The problem, according to Professor Josephine Forbes from the Glycation and Diabetes Complications Research Group at Mater Research in Brisbane, is it’s hard to know what comes first.
Speaking ahead of the Australasian Diabetes Congress, Professor Forbes told the limbic her team was currently looking at kidney function in people with pre-diabetes and siblings of people with type 1 diabetes for exactly that reason.
“We are trying to understand whether they already have some evidence of mitochondria misbehaving or if they are just more susceptible to developing that when they get diabetes.”
“Either of those options are equally feasible, or both. We don’t really know.”
Professor Forbes said a study of adolescents from the Mater Young Adults Health Centre – a transitional care clinic for 15-25 year olds – showed the young people at high risk of kidney disease were the same patients with mitochondrial dysfunction.

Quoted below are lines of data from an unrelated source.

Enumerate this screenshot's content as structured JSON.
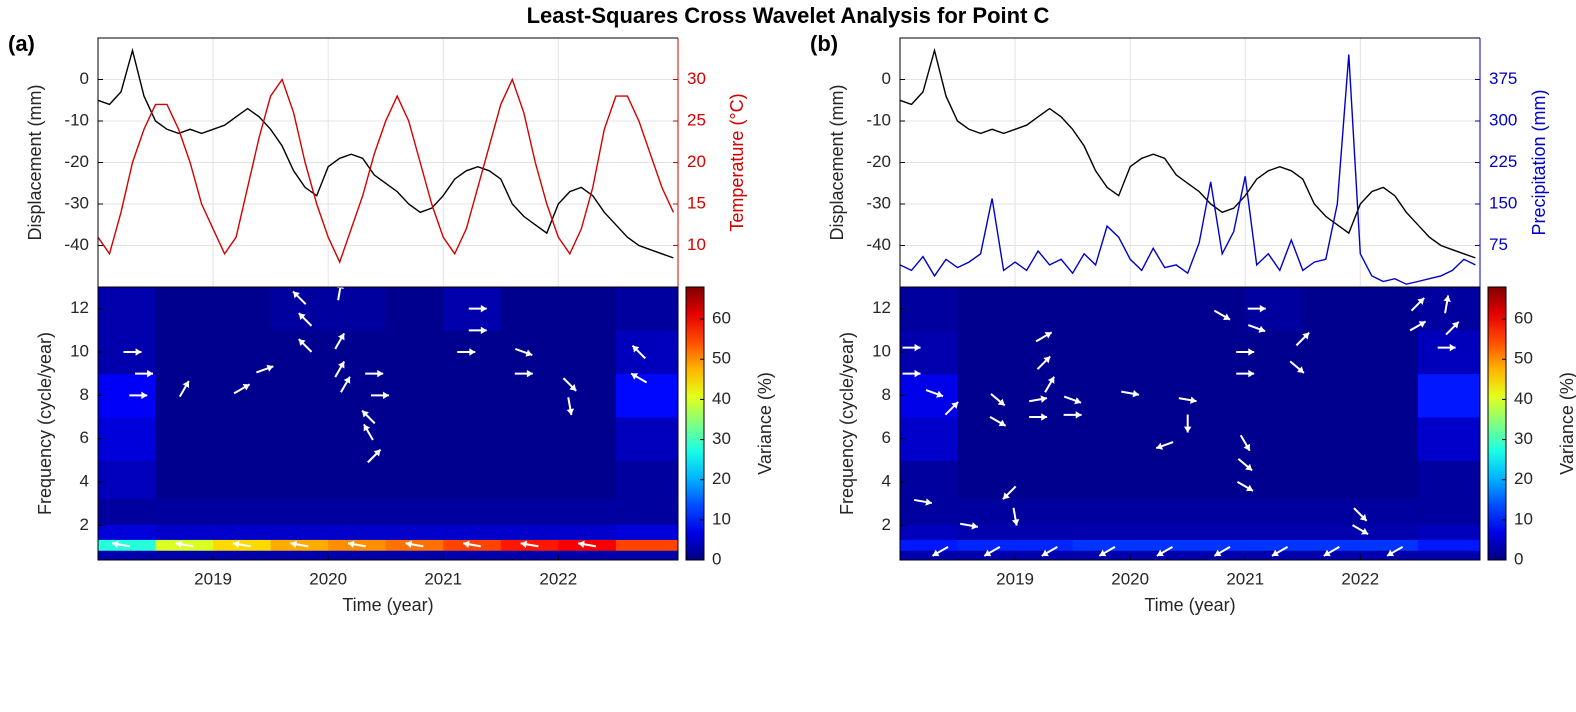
{
  "title": "Least-Squares Cross Wavelet Analysis for Point C",
  "chart_data": [
    {
      "type": "line",
      "panel_label": "(a)",
      "x": [
        2018.0,
        2018.1,
        2018.2,
        2018.3,
        2018.4,
        2018.5,
        2018.6,
        2018.7,
        2018.8,
        2018.9,
        2019.0,
        2019.1,
        2019.2,
        2019.3,
        2019.4,
        2019.5,
        2019.6,
        2019.7,
        2019.8,
        2019.9,
        2020.0,
        2020.1,
        2020.2,
        2020.3,
        2020.4,
        2020.5,
        2020.6,
        2020.7,
        2020.8,
        2020.9,
        2021.0,
        2021.1,
        2021.2,
        2021.3,
        2021.4,
        2021.5,
        2021.6,
        2021.7,
        2021.8,
        2021.9,
        2022.0,
        2022.1,
        2022.2,
        2022.3,
        2022.4,
        2022.5,
        2022.6,
        2022.7,
        2022.8,
        2022.9,
        2023.0
      ],
      "xlim": [
        2018,
        2023.04
      ],
      "xticks": [
        2019,
        2020,
        2021,
        2022
      ],
      "ylim": [
        -50,
        10
      ],
      "yticks": [
        -40,
        -30,
        -20,
        -10,
        0
      ],
      "ylabel": "Displacement (mm)",
      "y2lim": [
        5,
        35
      ],
      "y2ticks": [
        10,
        15,
        20,
        25,
        30
      ],
      "y2label": "Temperature (°C)",
      "grid": true,
      "series": [
        {
          "color": "#000000",
          "values": [
            -5,
            -6,
            -3,
            7,
            -4,
            -10,
            -12,
            -13,
            -12,
            -13,
            -12,
            -11,
            -9,
            -7,
            -9,
            -12,
            -16,
            -22,
            -26,
            -28,
            -21,
            -19,
            -18,
            -19,
            -23,
            -25,
            -27,
            -30,
            -32,
            -31,
            -28,
            -24,
            -22,
            -21,
            -22,
            -24,
            -30,
            -33,
            -35,
            -37,
            -30,
            -27,
            -26,
            -28,
            -32,
            -35,
            -38,
            -40,
            -41,
            -42,
            -43
          ]
        },
        {
          "color": "#d40000",
          "axis": "y2",
          "values": [
            11,
            9,
            14,
            20,
            24,
            27,
            27,
            24,
            20,
            15,
            12,
            9,
            11,
            17,
            23,
            28,
            30,
            26,
            20,
            15,
            11,
            8,
            12,
            16,
            21,
            25,
            28,
            25,
            20,
            15,
            11,
            9,
            12,
            17,
            22,
            27,
            30,
            26,
            20,
            15,
            11,
            9,
            12,
            17,
            24,
            28,
            28,
            25,
            21,
            17,
            14
          ]
        }
      ]
    },
    {
      "type": "heatmap",
      "x": [
        2018.25,
        2018.75,
        2019.25,
        2019.75,
        2020.25,
        2020.75,
        2021.25,
        2021.75,
        2022.25,
        2022.75
      ],
      "y": [
        0.6,
        1.1,
        1.6,
        2.5,
        4,
        6,
        8,
        10,
        12
      ],
      "z": [
        [
          3,
          3,
          3,
          3,
          3,
          3,
          3,
          3,
          3,
          3
        ],
        [
          28,
          40,
          45,
          48,
          50,
          52,
          55,
          58,
          60,
          55
        ],
        [
          6,
          5,
          5,
          5,
          5,
          5,
          5,
          5,
          5,
          6
        ],
        [
          2,
          2,
          2,
          2,
          2,
          2,
          2,
          2,
          2,
          2
        ],
        [
          4,
          1,
          1,
          1,
          1,
          1,
          1,
          1,
          1,
          2
        ],
        [
          6,
          1,
          1,
          1,
          1,
          1,
          1,
          1,
          1,
          4
        ],
        [
          8,
          1,
          1,
          1,
          1,
          1,
          1,
          1,
          1,
          9
        ],
        [
          3,
          1,
          1,
          1,
          1,
          1,
          1,
          1,
          1,
          4
        ],
        [
          3,
          1,
          1,
          2,
          2,
          1,
          3,
          1,
          1,
          2
        ]
      ],
      "xlim": [
        2018,
        2023.04
      ],
      "xticks": [
        2019,
        2020,
        2021,
        2022
      ],
      "xlabel": "Time (year)",
      "ylim": [
        0.4,
        13
      ],
      "yticks": [
        2,
        4,
        6,
        8,
        10,
        12
      ],
      "ylabel": "Frequency (cycle/year)",
      "clim": [
        0,
        68
      ],
      "cticks": [
        0,
        10,
        20,
        30,
        40,
        50,
        60
      ],
      "clabel": "Variance (%)",
      "arrows": [
        {
          "x": 2018.2,
          "y": 1.1,
          "phase": 170
        },
        {
          "x": 2018.75,
          "y": 1.1,
          "phase": 170
        },
        {
          "x": 2019.25,
          "y": 1.1,
          "phase": 170
        },
        {
          "x": 2019.75,
          "y": 1.1,
          "phase": 170
        },
        {
          "x": 2020.25,
          "y": 1.1,
          "phase": 170
        },
        {
          "x": 2020.75,
          "y": 1.1,
          "phase": 170
        },
        {
          "x": 2021.25,
          "y": 1.1,
          "phase": 170
        },
        {
          "x": 2021.75,
          "y": 1.1,
          "phase": 170
        },
        {
          "x": 2022.25,
          "y": 1.1,
          "phase": 170
        },
        {
          "x": 2018.3,
          "y": 10,
          "phase": 0
        },
        {
          "x": 2018.4,
          "y": 9,
          "phase": 0
        },
        {
          "x": 2018.35,
          "y": 8,
          "phase": 0
        },
        {
          "x": 2018.75,
          "y": 8.3,
          "phase": 60
        },
        {
          "x": 2019.25,
          "y": 8.3,
          "phase": 30
        },
        {
          "x": 2019.45,
          "y": 9.2,
          "phase": 20
        },
        {
          "x": 2019.75,
          "y": 12.5,
          "phase": 135
        },
        {
          "x": 2019.8,
          "y": 11.5,
          "phase": 135
        },
        {
          "x": 2019.8,
          "y": 10.3,
          "phase": 135
        },
        {
          "x": 2020.1,
          "y": 12.8,
          "phase": 80
        },
        {
          "x": 2020.1,
          "y": 10.5,
          "phase": 60
        },
        {
          "x": 2020.1,
          "y": 9.2,
          "phase": 60
        },
        {
          "x": 2020.15,
          "y": 8.5,
          "phase": 60
        },
        {
          "x": 2020.4,
          "y": 9,
          "phase": 0
        },
        {
          "x": 2020.45,
          "y": 8,
          "phase": 0
        },
        {
          "x": 2020.35,
          "y": 7,
          "phase": 135
        },
        {
          "x": 2020.35,
          "y": 6.3,
          "phase": 120
        },
        {
          "x": 2020.4,
          "y": 5.2,
          "phase": 45
        },
        {
          "x": 2021.3,
          "y": 12,
          "phase": 0
        },
        {
          "x": 2021.3,
          "y": 11,
          "phase": 0
        },
        {
          "x": 2021.2,
          "y": 10,
          "phase": 0
        },
        {
          "x": 2021.7,
          "y": 10,
          "phase": -20
        },
        {
          "x": 2021.7,
          "y": 9,
          "phase": 0
        },
        {
          "x": 2022.1,
          "y": 8.5,
          "phase": -45
        },
        {
          "x": 2022.1,
          "y": 7.5,
          "phase": -80
        },
        {
          "x": 2022.7,
          "y": 10,
          "phase": 135
        },
        {
          "x": 2022.7,
          "y": 8.8,
          "phase": 150
        }
      ]
    },
    {
      "type": "line",
      "panel_label": "(b)",
      "x": [
        2018.0,
        2018.1,
        2018.2,
        2018.3,
        2018.4,
        2018.5,
        2018.6,
        2018.7,
        2018.8,
        2018.9,
        2019.0,
        2019.1,
        2019.2,
        2019.3,
        2019.4,
        2019.5,
        2019.6,
        2019.7,
        2019.8,
        2019.9,
        2020.0,
        2020.1,
        2020.2,
        2020.3,
        2020.4,
        2020.5,
        2020.6,
        2020.7,
        2020.8,
        2020.9,
        2021.0,
        2021.1,
        2021.2,
        2021.3,
        2021.4,
        2021.5,
        2021.6,
        2021.7,
        2021.8,
        2021.9,
        2022.0,
        2022.1,
        2022.2,
        2022.3,
        2022.4,
        2022.5,
        2022.6,
        2022.7,
        2022.8,
        2022.9,
        2023.0
      ],
      "xlim": [
        2018,
        2023.04
      ],
      "xticks": [
        2019,
        2020,
        2021,
        2022
      ],
      "ylim": [
        -50,
        10
      ],
      "yticks": [
        -40,
        -30,
        -20,
        -10,
        0
      ],
      "ylabel": "Displacement (mm)",
      "y2lim": [
        0,
        450
      ],
      "y2ticks": [
        75,
        150,
        225,
        300,
        375
      ],
      "y2label": "Precipitation (mm)",
      "grid": true,
      "series": [
        {
          "color": "#000000",
          "values": [
            -5,
            -6,
            -3,
            7,
            -4,
            -10,
            -12,
            -13,
            -12,
            -13,
            -12,
            -11,
            -9,
            -7,
            -9,
            -12,
            -16,
            -22,
            -26,
            -28,
            -21,
            -19,
            -18,
            -19,
            -23,
            -25,
            -27,
            -30,
            -32,
            -31,
            -28,
            -24,
            -22,
            -21,
            -22,
            -24,
            -30,
            -33,
            -35,
            -37,
            -30,
            -27,
            -26,
            -28,
            -32,
            -35,
            -38,
            -40,
            -41,
            -42,
            -43
          ]
        },
        {
          "color": "#0000c8",
          "axis": "y2",
          "values": [
            40,
            30,
            55,
            20,
            50,
            35,
            45,
            60,
            160,
            30,
            45,
            30,
            65,
            40,
            50,
            25,
            60,
            40,
            110,
            90,
            50,
            30,
            70,
            35,
            40,
            25,
            80,
            190,
            60,
            100,
            200,
            40,
            60,
            30,
            85,
            30,
            45,
            50,
            150,
            420,
            60,
            20,
            10,
            15,
            5,
            10,
            15,
            20,
            30,
            50,
            40
          ]
        }
      ]
    },
    {
      "type": "heatmap",
      "x": [
        2018.25,
        2018.75,
        2019.25,
        2019.75,
        2020.25,
        2020.75,
        2021.25,
        2021.75,
        2022.25,
        2022.75
      ],
      "y": [
        0.6,
        1.1,
        1.6,
        2.5,
        4,
        6,
        8,
        10,
        12
      ],
      "z": [
        [
          3,
          3,
          3,
          3,
          3,
          3,
          3,
          3,
          3,
          3
        ],
        [
          10,
          11,
          11,
          12,
          12,
          12,
          12,
          12,
          12,
          10
        ],
        [
          4,
          3,
          3,
          3,
          3,
          3,
          3,
          3,
          3,
          4
        ],
        [
          2,
          2,
          2,
          2,
          2,
          2,
          2,
          2,
          2,
          2
        ],
        [
          2,
          1,
          1,
          1,
          1,
          1,
          1,
          1,
          1,
          2
        ],
        [
          5,
          1,
          1,
          1,
          1,
          1,
          1,
          1,
          1,
          5
        ],
        [
          7,
          1,
          1,
          1,
          1,
          1,
          1,
          1,
          1,
          10
        ],
        [
          3,
          1,
          1,
          1,
          1,
          1,
          1,
          1,
          1,
          4
        ],
        [
          2,
          1,
          1,
          1,
          1,
          1,
          2,
          1,
          1,
          2
        ]
      ],
      "xlim": [
        2018,
        2023.04
      ],
      "xticks": [
        2019,
        2020,
        2021,
        2022
      ],
      "xlabel": "Time (year)",
      "ylim": [
        0.4,
        13
      ],
      "yticks": [
        2,
        4,
        6,
        8,
        10,
        12
      ],
      "ylabel": "Frequency (cycle/year)",
      "clim": [
        0,
        68
      ],
      "cticks": [
        0,
        10,
        20,
        30,
        40,
        50,
        60
      ],
      "clabel": "Variance (%)",
      "arrows": [
        {
          "x": 2018.35,
          "y": 0.8,
          "phase": 210
        },
        {
          "x": 2018.8,
          "y": 0.8,
          "phase": 210
        },
        {
          "x": 2019.3,
          "y": 0.8,
          "phase": 210
        },
        {
          "x": 2019.8,
          "y": 0.8,
          "phase": 210
        },
        {
          "x": 2020.3,
          "y": 0.8,
          "phase": 210
        },
        {
          "x": 2020.8,
          "y": 0.8,
          "phase": 210
        },
        {
          "x": 2021.3,
          "y": 0.8,
          "phase": 210
        },
        {
          "x": 2021.75,
          "y": 0.8,
          "phase": 210
        },
        {
          "x": 2022.3,
          "y": 0.8,
          "phase": 210
        },
        {
          "x": 2018.1,
          "y": 10.2,
          "phase": 0
        },
        {
          "x": 2018.1,
          "y": 9,
          "phase": 0
        },
        {
          "x": 2018.3,
          "y": 8.1,
          "phase": -20
        },
        {
          "x": 2018.45,
          "y": 7.4,
          "phase": 45
        },
        {
          "x": 2018.85,
          "y": 7.8,
          "phase": -40
        },
        {
          "x": 2018.85,
          "y": 6.8,
          "phase": -30
        },
        {
          "x": 2019.25,
          "y": 10.7,
          "phase": 30
        },
        {
          "x": 2019.25,
          "y": 9.5,
          "phase": 45
        },
        {
          "x": 2019.3,
          "y": 8.5,
          "phase": 60
        },
        {
          "x": 2019.2,
          "y": 7.8,
          "phase": 10
        },
        {
          "x": 2019.2,
          "y": 7,
          "phase": 0
        },
        {
          "x": 2019.5,
          "y": 7.8,
          "phase": -20
        },
        {
          "x": 2019.5,
          "y": 7.1,
          "phase": 0
        },
        {
          "x": 2020.0,
          "y": 8.1,
          "phase": -10
        },
        {
          "x": 2020.5,
          "y": 7.8,
          "phase": -10
        },
        {
          "x": 2020.5,
          "y": 6.7,
          "phase": -90
        },
        {
          "x": 2020.3,
          "y": 5.7,
          "phase": 200
        },
        {
          "x": 2020.8,
          "y": 11.7,
          "phase": -30
        },
        {
          "x": 2021.1,
          "y": 12,
          "phase": 0
        },
        {
          "x": 2021.1,
          "y": 11.1,
          "phase": -20
        },
        {
          "x": 2021.0,
          "y": 10,
          "phase": 0
        },
        {
          "x": 2021.0,
          "y": 9,
          "phase": 0
        },
        {
          "x": 2021.45,
          "y": 9.3,
          "phase": -40
        },
        {
          "x": 2021.5,
          "y": 10.6,
          "phase": 45
        },
        {
          "x": 2021.0,
          "y": 5.8,
          "phase": -60
        },
        {
          "x": 2021.0,
          "y": 4.8,
          "phase": -40
        },
        {
          "x": 2021.0,
          "y": 3.8,
          "phase": -30
        },
        {
          "x": 2018.2,
          "y": 3.1,
          "phase": -10
        },
        {
          "x": 2018.95,
          "y": 3.5,
          "phase": 225
        },
        {
          "x": 2019.0,
          "y": 2.4,
          "phase": -80
        },
        {
          "x": 2018.6,
          "y": 2.0,
          "phase": -10
        },
        {
          "x": 2022.0,
          "y": 2.5,
          "phase": -45
        },
        {
          "x": 2022.0,
          "y": 1.8,
          "phase": -30
        },
        {
          "x": 2022.5,
          "y": 12.2,
          "phase": 45
        },
        {
          "x": 2022.5,
          "y": 11.2,
          "phase": 30
        },
        {
          "x": 2022.75,
          "y": 12.2,
          "phase": 80
        },
        {
          "x": 2022.8,
          "y": 11.1,
          "phase": 45
        },
        {
          "x": 2022.75,
          "y": 10.2,
          "phase": 0
        }
      ]
    }
  ]
}
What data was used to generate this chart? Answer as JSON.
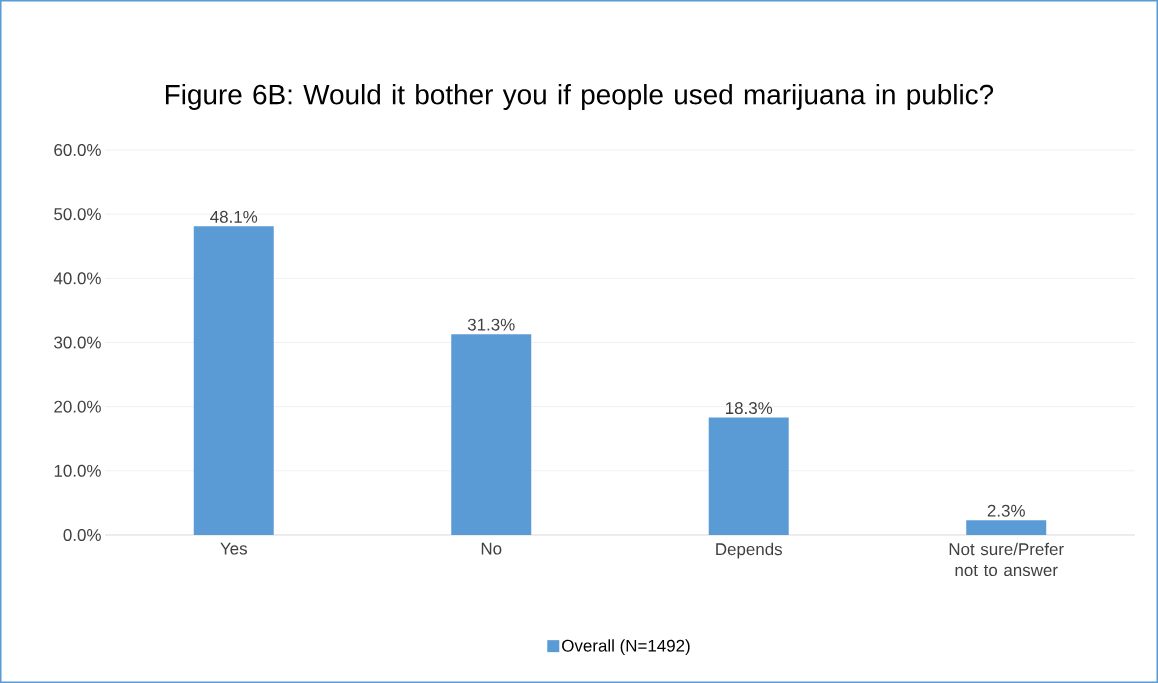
{
  "chart_data": {
    "type": "bar",
    "title": "Figure 6B: Would it bother you if people used marijuana in public?",
    "categories": [
      "Yes",
      "No",
      "Depends",
      "Not sure/Prefer not to answer"
    ],
    "series": [
      {
        "name": "Overall (N=1492)",
        "color": "#5b9bd5",
        "values": [
          48.1,
          31.3,
          18.3,
          2.3
        ],
        "value_labels": [
          "48.1%",
          "31.3%",
          "18.3%",
          "2.3%"
        ]
      }
    ],
    "ylim": [
      0,
      60
    ],
    "yticks": [
      {
        "value": 0,
        "label": "0.0%"
      },
      {
        "value": 10,
        "label": "10.0%"
      },
      {
        "value": 20,
        "label": "20.0%"
      },
      {
        "value": 30,
        "label": "30.0%"
      },
      {
        "value": 40,
        "label": "40.0%"
      },
      {
        "value": 50,
        "label": "50.0%"
      },
      {
        "value": 60,
        "label": "60.0%"
      }
    ],
    "grid": "y",
    "legend": "bottom"
  }
}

“Your mitochondria are essentially your body’s power stations and we certainly know they are important for things like movement, such as a heart beat. But it is perhaps quite unappreciated that the other sites that are susceptible to complications of diabetes, such as the kidney and the retina, also require a lot of energy.”
She said people with mitochondrial disease often have kidney involvement, cardiovascular disease and diabetes.
“And in our pre-clinical studies we know that if we can manipulate a mitochondrial gene, we can actually cause kidney disease without getting those other manifestations until later.”
“Perhaps, cardiovascular disease, kidney disease and eye disease actually start much earlier than we thought in people with type 1 diabetes.”
Professor Forbes said the 2017 AdDIT study, which unsuccessfully trialed ACE-inhibitors and statin therapy in adolescents with type 1 diabetes, showed how difficult it was to intervene early to prevent known complications.
“Both of those interventions were unsuccessful and that’s perhaps not surprising because these are young people who don’t have high blood pressure; they don’t have a poor lipid profile.”
“And so I guess we are back to the drawing board in some ways although we know that we have to do something. This mitochondrial dysfunction we have identified is perhaps another potential target.”
She said they were currently working with a biotech company with a therapy that targets mitochondria.
“And this is being tested in other applications already, in humans, in Phase 2 trials, and we are hoping we might be able to repurpose this drug and test it in these young patients.”